Witnessing first-hand the failed political experiments of the 20th century, Ernst Jünger came to identify himself with his concept of the anarch, which can be understood as a response to the failings of modernity, as well as an expression of his commitment to individual freedom and self-determination.

To Jünger, the anarch should not necessarily seek to overthrow existing power structures or advocate for revolutionary change. Instead, the anarch should focus on pursuing personal sovereignty and creative self-expression as ends in themselves. He came to believe that true freedom could only be achieved through the rejection of external authority and the cultivation of inner strength (like he found on the battlefield) and independence.

The anarch is guided by his own values and beliefs rather than conforming to external dictates or social norms, which might be wholly self-destructive or driven by the promise of external rewards or recognition. This is a more egalitarian idea than, say, the aristocrat as envisioned by Julius Evola. Evola’s concept of the aristocrat is inherently hierarchical, rooted in the idea of a natural aristocracy and cosmic order. The aristocrat embodies higher ideals and values, serving as a beacon of spiritual enlightenment for society. In contrast, Jünger’s anarch is more focused on the individual’s confrontation with the human condition. While both concepts address questions of meaning and purpose, they do so from different philosophical perspectives. However, it is clear that both the anarch and the Evolian aristocrat transcend social and political structures. Both Evola and Jünger were critical of the modern world and its emphasis on materialism, consumerism, and mass conformity. The aristocrat and the anarch represent alternative visions of human excellence that stand in opposition to the prevailing trends of modernity, seeking to preserve and cultivate traditional values and virtues in a rapidly changing world.

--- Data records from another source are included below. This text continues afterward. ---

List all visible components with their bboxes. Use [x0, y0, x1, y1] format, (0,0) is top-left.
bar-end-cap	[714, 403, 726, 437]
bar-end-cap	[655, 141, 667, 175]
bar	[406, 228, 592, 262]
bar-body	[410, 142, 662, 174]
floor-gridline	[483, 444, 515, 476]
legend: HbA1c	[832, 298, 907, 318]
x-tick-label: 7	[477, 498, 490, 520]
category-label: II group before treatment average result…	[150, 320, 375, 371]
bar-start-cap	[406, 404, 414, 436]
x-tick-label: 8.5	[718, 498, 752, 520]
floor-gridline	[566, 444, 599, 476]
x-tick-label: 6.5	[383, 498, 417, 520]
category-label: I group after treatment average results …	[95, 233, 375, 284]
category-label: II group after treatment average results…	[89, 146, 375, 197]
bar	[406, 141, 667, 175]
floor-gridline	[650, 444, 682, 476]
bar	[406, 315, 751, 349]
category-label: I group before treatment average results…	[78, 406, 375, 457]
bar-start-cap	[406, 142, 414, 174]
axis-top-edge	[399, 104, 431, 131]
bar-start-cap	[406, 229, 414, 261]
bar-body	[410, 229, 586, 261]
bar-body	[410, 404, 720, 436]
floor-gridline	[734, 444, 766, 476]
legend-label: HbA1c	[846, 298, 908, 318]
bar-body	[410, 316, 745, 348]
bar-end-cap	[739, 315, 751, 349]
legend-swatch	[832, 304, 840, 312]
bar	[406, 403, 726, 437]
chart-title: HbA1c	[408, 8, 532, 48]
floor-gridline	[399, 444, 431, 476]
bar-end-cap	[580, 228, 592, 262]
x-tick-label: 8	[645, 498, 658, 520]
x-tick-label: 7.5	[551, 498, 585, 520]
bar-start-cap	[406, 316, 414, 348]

Guided by a sense of inner nobility and honour, the anarch remains steadfast in their adherence to their own beliefs, maintaining a sense of integrity in their actions. By maintaining a healthy degree of scepticism and independence of thought, the anarch may find they are better equipped to navigate social decay, relying on their own principles and resourcefulness rather than depending solely on external authorities or institutions.

Ernst Jünger in the modern world

Few accounts of war match the power of Jünger’s writing in Storm of Steel. His ability to convey the sights, sounds, and emotions of combat transports readers to the front lines, allowing them to glimpse the impact of war on the human psyche.

Jünger’s prose is marked by its honesty and candour as he confronts the horrors of war with unflinching realism. From the chaos and carnage of the battlefield to the moments of camaraderie and solidarity among soldiers, Storm of Steel offers a multifaceted portrait of the human condition in extremis.

Ernst Jünger’s wartime experiences played a significant role in shaping his evolution towards embracing the concept of the anarch. Influenced by thinkers such as Friedrich Nietzsche and Max Stirner, he developed a nuanced critique of hierarchical structures and a vision of independence grounded in existential authenticity.

Jünger’s philosophy of personal freedom and self-determination resonates deeply with contemporary concerns about the ineptitude and short-termism of modern governance. The anarch offers a pathway to resilience, adaptability, and empowerment in the face of uncertainty and change.

Jünger challenges us to reexamine our relationship with authority and tradition, encouraging a spirit of critical inquiry. His life serves as a testament to the power of continual intellectual curiosity.

Throughout his prolific literary career, Jünger delved into a wide range of subjects, from philosophy and politics to science and art. His writings reflect a profound engagement with the complexities of the human condition, offering insights that remain relevant and thought-provoking in our own time.

We can draw inspiration from Jünger’s commitment to living authentically and freely in the modern world, guided by our own principles and convictions. His legacy reminds us of the enduring value of individual autonomy and the importance of always questioning prevailing assumptions.